From mboxrd@z Thu Jan  1 00:00:00 1970
From: Linus Torvalds <torvalds@linux-foundation.org>
Subject: Re: [PATCH v7 1/4] spinlock: A new lockref structure for lockless
 update of refcount
Date: Sun, 8 Sep 2013 14:45:32 -0700
Message-ID: <CA+55aFxEjDYhY3i6B2okMWZXFiiq7hibTdeOD+OHAhNA7=XV1A@mail.gmail.com>
References: <1375758759-29629-1-git-send-email-Waiman.Long@hp.com>
	<1375758759-29629-2-git-send-email-Waiman.Long@hp.com>
	<CA+55aFyMeK+bAvkqi_HpShqm7Des6uriVP_xp+BJqD0ASCVL0g@mail.gmail.com>
	<1377751465.4028.20.camel@pasglop>
	<20130829070012.GC27322@gmail.com>
	<CA+55aFwzY_1tD5vmaDgwAGLXNSGw4XS8vEp9vOpN6NPm5+Mxow@mail.gmail.com>
	<CA+55aFx1oq7+jce8vLWRitASVMugCojYe3gmhXwhLx4K9Au3XQ@mail.gmail.com>
	<CA+55aFyq7dJnm6tfn12hLOw5qKLW2RXRFERHgZO-sOOnUmjd3g@mail.gmail.com>
Mime-Version: 1.0
Content-Type: text/plain; charset=UTF-8
Cc: Benjamin Herrenschmidt <benh@kernel.crashing.org>,
	Waiman Long <Waiman.Long@hp.com>,
	Alexander Viro <viro@zeniv.linux.org.uk>,
	Jeff Layton <jlayton@redhat.com>,
	Miklos Szeredi <mszeredi@suse.cz>,
	Ingo Molnar <mingo@redhat.com>,
	Thomas Gleixner <tglx@linutronix.de>,
	linux-fsdevel <linux-fsdevel@vger.kernel.org>,
	Linux Kernel Mailing List <linux-kernel@vger.kernel.org>,
	Peter Zijlstra <peterz@infradead.org>,
	Steven Rostedt <rostedt@goodmis.org>,
	Andi Kleen <andi@firstfloor.org>,
	"Chandramouleeswaran, Aswin" <aswin@hp.com>,
	"Norton, Scott J" <scott.norton@hp.com>
To: Ingo Molnar <mingo@kernel.org>
Return-path: <linux-kernel-owner@vger.kernel.org>
In-Reply-To: <CA+55aFyq7dJnm6tfn12hLOw5qKLW2RXRFERHgZO-sOOnUmjd3g@mail.gmail.com>
Sender: linux-kernel-owner@vger.kernel.org
List-Id: linux-fsdevel.vger.kernel.org

Al, this is mainly a rambling question for you, but others left on the
Cc just FYI..

On Thu, Aug 29, 2013 at 4:42 PM, Linus Torvalds
<torvalds@linux-foundation.org> wrote:
>
> So I fixed the VFS layer instead. With dput() and friends using
> lockrefs, the only thing remaining in the hot RCU dentry lookup path
> was the nasty __d_rcu_to_refcount() thing in complete_walk(). I
> rewrote that to locklessly increment the refcount when it was nonzero,
> and get the lock if it was zero, and that all seems to work fine.
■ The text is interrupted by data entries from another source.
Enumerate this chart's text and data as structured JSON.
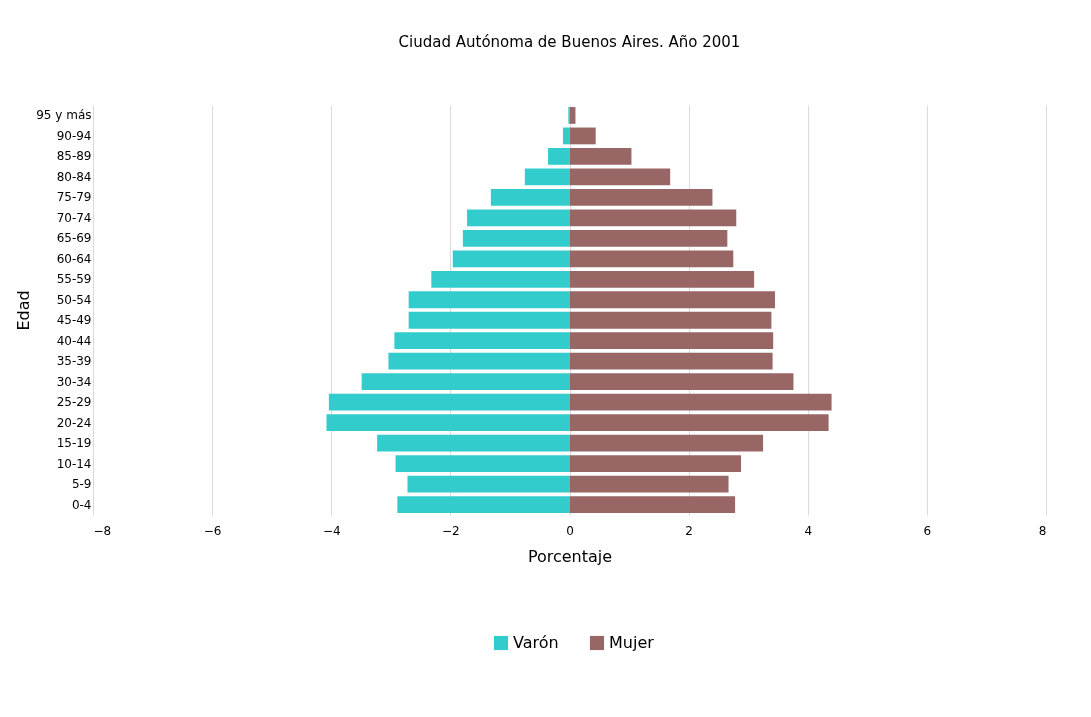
{
  "chart_data": {
    "type": "bar",
    "orientation": "horizontal",
    "title": "Ciudad Autónoma de Buenos Aires. Año 2001",
    "xlabel": "Porcentaje",
    "ylabel": "Edad",
    "categories": [
      "95 y más",
      "90-94",
      "85-89",
      "80-84",
      "75-79",
      "70-74",
      "65-69",
      "60-64",
      "55-59",
      "50-54",
      "45-49",
      "40-44",
      "35-39",
      "30-34",
      "25-29",
      "20-24",
      "15-19",
      "10-14",
      "5-9",
      "0-4"
    ],
    "series": [
      {
        "name": "Varón",
        "color": "#33cccc",
        "values": [
          -0.02,
          -0.11,
          -0.36,
          -0.75,
          -1.32,
          -1.72,
          -1.79,
          -1.96,
          -2.32,
          -2.7,
          -2.7,
          -2.94,
          -3.04,
          -3.49,
          -4.04,
          -4.08,
          -3.23,
          -2.92,
          -2.72,
          -2.89
        ]
      },
      {
        "name": "Mujer",
        "color": "#996666",
        "values": [
          0.1,
          0.44,
          1.04,
          1.69,
          2.4,
          2.8,
          2.65,
          2.75,
          3.1,
          3.45,
          3.39,
          3.42,
          3.41,
          3.76,
          4.4,
          4.35,
          3.25,
          2.88,
          2.67,
          2.78
        ]
      }
    ],
    "xlim": [
      -8,
      8
    ],
    "xticks": [
      -8,
      -6,
      -4,
      -2,
      0,
      2,
      4,
      6,
      8
    ],
    "grid": "x",
    "legend": "bottom",
    "stacked": true
  }
}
Today I realized that my new simplified d_rcu_to_refcount() was
fundamentally buggy in a really annoying way.

I had worried mainly about the races with the dentry being
invalidated, and how we must not touch the dentry reference count if
it might be dead, because once the dentry has been killed, it cannot
be killed again.

My lockref_get_or_lock() avoided all that by making sure that it
always got the reference on a dentry that was still live, and this
everything was fine. If it turns out that the sequence count says that
the lookup wasn't valid, we could just dput() that dentry, and
everything was fine.

And you know what? That's even true. It's true from a dentry standpoint.

But today I was - for totally unrelated reasons, just as a result of
looking at performance profiles - looking at dput(), and realized that
dput() really *can* sleep. Not for any actual dentry reasons, but
because the inode associated with the dentry is being released. And
the reason I noticed this from the performance profile was that the
dput code did

      if (dentry->d_lockref.count == 1)
            might_sleep();

where reading that lockref count showed up in the profile.

But that test never triggered any of my thinking, and it's racy
anyway, and the condition we care about is another race, which means
that it not only didn't trigger my thinking, it doesn't trigger in any
normal testing either. The fact is, dput() can always sleep,
regardless of count, because of the race (ok, the exception being that
you actually have multiple references to the same dentry _yourself_,
but who does that? Nobody).

Anyway, the reason the new d_rcu_to_refcount() is buggy isn't because
it does bad things to dentries - the dentry reference counts and
lifetimes are perfectly fine. No, the reason it does bad things is
that it does an otherwise perfectly fine dput() in a context where it
definitely is _not_ fine to sleep. We are in RCU lookup, so we are in
a RCU-locked region, we hold the percpu vfsmount_lock spinlock, and in
fact in unlazy_walk() we also potentially hold the "fs->lock"
spinlock.

Ugh, ugh, ugh.

I really like the much simplified d_rcu_to_refcount() conceptually,
though. So my current plan is to keep it, but to just delay the
"dput()" it does until after we've done the "unlock_rcu_walk()".

"complete_walk()" is actually quite simple to fix, because it does the
unlock_rcu_walk() itself - so it's fairly trivial to just move the
dput() to be after it. In preparation for this, I already ended up
committing my "dead lockref" dentry code, because that simplifies
d_rcu_to_refcount() to the degree that splitting the code up into the
callers and then moving the dput() looks like the right thing to do.

The problem I see right now is unlazy_walk(). It does *not* do the
unlock_rcu_walk() itself for the error case (and it's the error case
that needs this), but instead just returns -ECHILD and expects the
caller to do it. Even then it happens fairly obscurely in
"terminate_walk()".

So Al, any ideas? I currently have two:

 - always do that unlock_rcu_walk() in unlazy_walk(), and exit RCU
mode even for the error case (similar to how complete_walk() does it).

   That makes solving this for unlazy_walk() as straightforward as it
is for complete_walk(), and this is, I think, the right thing to do.

 - add a couple of "to be freed" dentry pointers to the 'nd' and let
terminate_walk() do the dput(). This leaves the unlazy_walk()
semantics alone.

The second one is hacky, but it doesn't change the semantics of
unlzay_walk(). I think the current semantics (drop out of RCU mode on
success, but not on failure) are nasty, but I wonder if there is some
really subtle reason for it. So the hacky second solution has got that
whole "no change to odd/subtle semantics" thing going for it..

Comments?

                 Linus